Pacotes de viagens estão entre as opções mais procuradas ao planejar a ida a um destino turístico. Muitos consumidores têm essa preferência devido à facilidade de, em um só lugar, numa única negociação, poderem contratar traslados, passagens aéreas, hospedagem, passeios e — eventualmente — até guia e refeições. Mas essa aparente zona de conforto pode trazer surpresas desagradáveis, quando a pessoa ignora detalhes. Algumas empresas e agências que oferecem esses serviços concentrados, acabam fornecendo dores de cabeça ao invés de satisfação.
Foi o que aconteceu com Gustavo Alves e sua tia Marineide Alves. Eles, que acreditavam haver contado com um assessoramento correto para saírem em uma viagem feliz, na qual levariam outros parentes e com os quais dividiram esse custo, acabaram saindo lesados. Juntos, compraram um pacote, em datas abertas, para Santiago, no Chile, que incluía os voos de ida e retorno ao Brasil.

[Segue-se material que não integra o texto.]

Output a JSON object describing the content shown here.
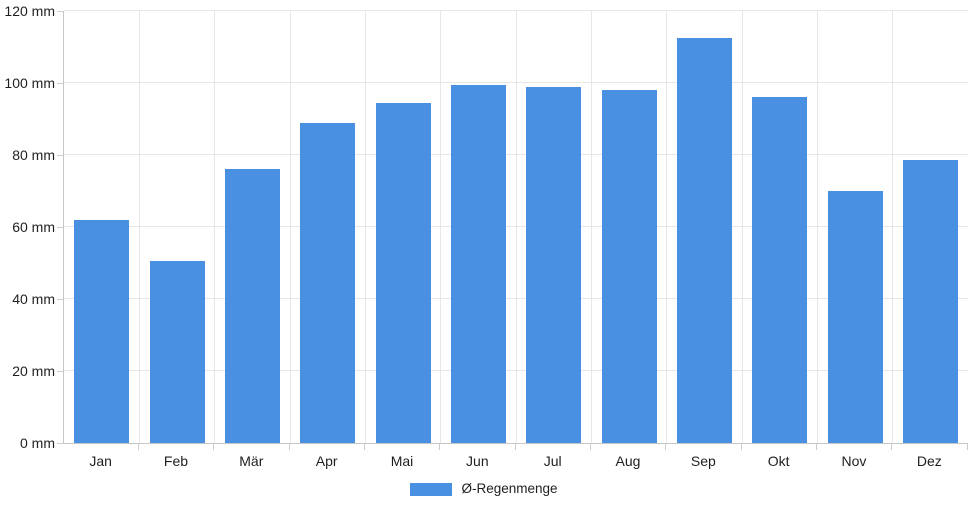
{
  "chart_data": {
    "type": "bar",
    "title": "",
    "categories": [
      "Jan",
      "Feb",
      "Mär",
      "Apr",
      "Mai",
      "Jun",
      "Jul",
      "Aug",
      "Sep",
      "Okt",
      "Nov",
      "Dez"
    ],
    "series": [
      {
        "name": "Ø-Regenmenge",
        "values": [
          62,
          50.5,
          76,
          89,
          94.5,
          99.5,
          99,
          98,
          112.5,
          96,
          70,
          78.5
        ]
      }
    ],
    "unit": "mm",
    "ylim": [
      0,
      120
    ],
    "ytick_step": 20,
    "ytick_labels": [
      "0 mm",
      "20 mm",
      "40 mm",
      "60 mm",
      "80 mm",
      "100 mm",
      "120 mm"
    ],
    "grid": true,
    "legend_position": "bottom",
    "bar_color": "#4A90E2",
    "grid_color": "#e7e7e7",
    "axis_color": "#c6c6c6",
    "text_color": "#1f1f1f"
  },
  "legend": {
    "label": "Ø-Regenmenge"
  }
}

Feita a aquisição, Marineide e Alves enviaram três sugestões de datas para a empresa. A companhia, porém, disse que nenhuma delas estava disponível e apresentou outras que sequer se aproximavam às dos períodos que os clientes propuseram. Devido a isso, alguns familiares desistiram do passeio e pediram o dinheiro de volta a ambos. Tia e sobrinho, contudo, decidiram manter a compra e persistiram, mais duas vezes, na busca de dias que os atendessem, objetivo que não alcançaram com o vendedor.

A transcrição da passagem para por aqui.